SEU and Photovoltaics in Italy: the opportunities are there, but more know-how is still needed


The regulatory framework is favourable and the economics are valid: with a photovoltaic SEU (Efficient System for Users) the customer's bill can be cut down by as much as 20%, guaranteeing the operator returns comparable to those of the fifth feed-in incentive programme (conto energia). But to take avail of the opportunities, new, more specific skills are needed. This issue will be on the table at a Solarexpo convention.


If we look at electricity prices and production costs, photovoltaic energy with Efficient System for Users (SEU) (Sistemi Efficienti di Utenza), in which the energy sold to customers is produced directly “at home”, has been economically competitive in Italy for some time now. The law is also favourable. But, as the analysts of eLeMeNS, who will animate the convention which will be held at the Milan MiCo as part of Solarexpo-The Innovation Cloud 2015 on 10 April 2015, explain, the operators in this market must acquire new know-how.

“With the most recent initiatives on self-consumption charges of the “Competitiveness Decree” and the new provisions on SEUs, the regulatory system is favourable and well defined”, Barbetti explains. And there is no shortage of potential customers:small- and medium-sized enterprises, especially in the energy-intensive sectors, are the target”.

“With the fall in photovoltaic costs, energy can be supplied at € 95-100/MWh, plus VAT, fixed costs and 5% of the system costs.
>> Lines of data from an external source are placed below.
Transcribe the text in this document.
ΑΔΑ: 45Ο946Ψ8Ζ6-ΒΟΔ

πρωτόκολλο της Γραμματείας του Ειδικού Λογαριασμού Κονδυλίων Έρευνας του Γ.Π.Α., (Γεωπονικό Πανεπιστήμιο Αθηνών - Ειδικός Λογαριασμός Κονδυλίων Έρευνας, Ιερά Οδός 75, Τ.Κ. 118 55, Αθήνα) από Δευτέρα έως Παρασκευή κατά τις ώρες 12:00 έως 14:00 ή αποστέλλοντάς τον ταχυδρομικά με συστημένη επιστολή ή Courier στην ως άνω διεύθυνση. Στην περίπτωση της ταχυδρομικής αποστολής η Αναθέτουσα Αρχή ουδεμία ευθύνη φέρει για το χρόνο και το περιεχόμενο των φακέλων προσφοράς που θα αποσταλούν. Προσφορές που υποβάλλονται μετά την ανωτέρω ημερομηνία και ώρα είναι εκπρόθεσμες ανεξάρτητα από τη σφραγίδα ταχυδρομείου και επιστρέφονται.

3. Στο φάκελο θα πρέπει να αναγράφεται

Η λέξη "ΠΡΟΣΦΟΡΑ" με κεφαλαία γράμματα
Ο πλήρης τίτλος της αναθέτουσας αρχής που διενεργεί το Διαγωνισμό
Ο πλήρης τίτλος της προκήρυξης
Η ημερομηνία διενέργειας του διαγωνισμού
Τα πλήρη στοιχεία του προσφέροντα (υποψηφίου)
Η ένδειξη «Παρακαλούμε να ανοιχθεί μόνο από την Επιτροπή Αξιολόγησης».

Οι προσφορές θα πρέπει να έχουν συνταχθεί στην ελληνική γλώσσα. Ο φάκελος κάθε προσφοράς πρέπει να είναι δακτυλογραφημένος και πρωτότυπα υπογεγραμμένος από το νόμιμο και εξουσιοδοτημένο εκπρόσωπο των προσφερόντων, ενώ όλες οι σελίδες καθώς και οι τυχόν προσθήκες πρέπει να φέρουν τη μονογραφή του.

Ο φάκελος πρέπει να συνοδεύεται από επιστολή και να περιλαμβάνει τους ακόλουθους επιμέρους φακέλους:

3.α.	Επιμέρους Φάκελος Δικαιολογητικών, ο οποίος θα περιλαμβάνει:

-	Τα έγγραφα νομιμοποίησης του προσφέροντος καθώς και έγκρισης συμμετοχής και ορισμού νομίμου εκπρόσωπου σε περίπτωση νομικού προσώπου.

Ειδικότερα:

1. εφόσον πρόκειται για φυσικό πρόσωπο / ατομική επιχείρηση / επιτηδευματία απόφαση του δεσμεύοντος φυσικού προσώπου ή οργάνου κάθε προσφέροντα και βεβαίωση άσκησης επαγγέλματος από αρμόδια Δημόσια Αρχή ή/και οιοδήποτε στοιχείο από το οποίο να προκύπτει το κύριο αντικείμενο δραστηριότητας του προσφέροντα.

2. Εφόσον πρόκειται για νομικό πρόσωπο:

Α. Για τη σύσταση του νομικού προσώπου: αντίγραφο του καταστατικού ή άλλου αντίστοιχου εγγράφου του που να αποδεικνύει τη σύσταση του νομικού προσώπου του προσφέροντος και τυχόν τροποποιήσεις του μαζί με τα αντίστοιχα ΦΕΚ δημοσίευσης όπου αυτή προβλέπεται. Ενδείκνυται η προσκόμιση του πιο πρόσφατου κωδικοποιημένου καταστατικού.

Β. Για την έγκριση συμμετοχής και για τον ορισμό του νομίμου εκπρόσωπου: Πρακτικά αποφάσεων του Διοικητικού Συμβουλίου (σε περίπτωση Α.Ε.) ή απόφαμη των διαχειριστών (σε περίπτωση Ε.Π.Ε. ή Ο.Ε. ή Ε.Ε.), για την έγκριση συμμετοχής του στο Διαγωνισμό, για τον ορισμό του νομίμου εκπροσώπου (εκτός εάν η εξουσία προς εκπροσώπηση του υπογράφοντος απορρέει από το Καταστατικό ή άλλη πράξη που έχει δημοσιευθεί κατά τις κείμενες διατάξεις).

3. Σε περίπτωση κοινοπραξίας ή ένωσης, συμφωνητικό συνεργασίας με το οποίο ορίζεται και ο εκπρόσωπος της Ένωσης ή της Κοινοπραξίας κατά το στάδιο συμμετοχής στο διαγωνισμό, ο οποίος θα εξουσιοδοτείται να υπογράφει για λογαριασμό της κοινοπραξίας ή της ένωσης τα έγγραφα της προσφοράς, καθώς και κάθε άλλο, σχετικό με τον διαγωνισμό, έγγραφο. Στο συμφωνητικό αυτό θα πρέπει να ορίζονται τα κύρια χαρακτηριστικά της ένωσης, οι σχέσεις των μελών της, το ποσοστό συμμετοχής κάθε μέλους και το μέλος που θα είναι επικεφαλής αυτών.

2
With SEUs, customers can be guaranteed savings on their bills up to 20%, or more if used in combination with other initiatives which reduce heat consumption.”

There will certainly be profit for SEU providers: “the economic return is comparable to that obtained with the fifth feed-in incentive programme (conto energia),” Barbetti explains.

The obstacle seems to be cultural: “Customers according to Durante are not aware of the advantages they can obtain with an SEU. Photovoltaic operators – unlike co-generation operators, who have always reasoned in this way – generally speaking are not ready for the new business models.”

What know-how is missing? “Understanding customer consumption, and knowing how much energy the business needs and how it uses it”. A company may be an excellent customer for a photovoltaic SEU if it works seven days a week in the daytime, while a company with the same consumption which works a three-shift day, also at night, but does not consume on Sundays and public holidays, does not have a suitable profile.

Another aspect to be considered is load management: “for example, you have to know that at a certain time of day a customer will start up a press or a cooling plant”. In general, “energy is no longer a commodity but rather a service”.

A photovoltaic operator must become a kind of energy manager: “Since the production profile never coincides perfectly with the consumption profile, you must buy energy for the customer at advantageous prices and exploit the excess production which must be put into the grid: you also have to be a trader in a certain sense”.

Another aspect to consider is the customer’s economic solidity: “The closure of a customer’s business Barbetti explains would compromise the business plan, even if in this case the system could be removed and re-used, limiting losses”.

“For this reason – Durante adds – the relationship with banks is also changing; they now operate above all in corporate finance, basing their work on the SEU customer’s creditworthiness, and hardly ever on project finance. The necessary risk mitigation elements will also need to be found for the producer, linked hand in glove to the customer’s fate”.

In short, new paths are opening up for the photovoltaic business post-incentives, paths which may be complex but which are highly attractive.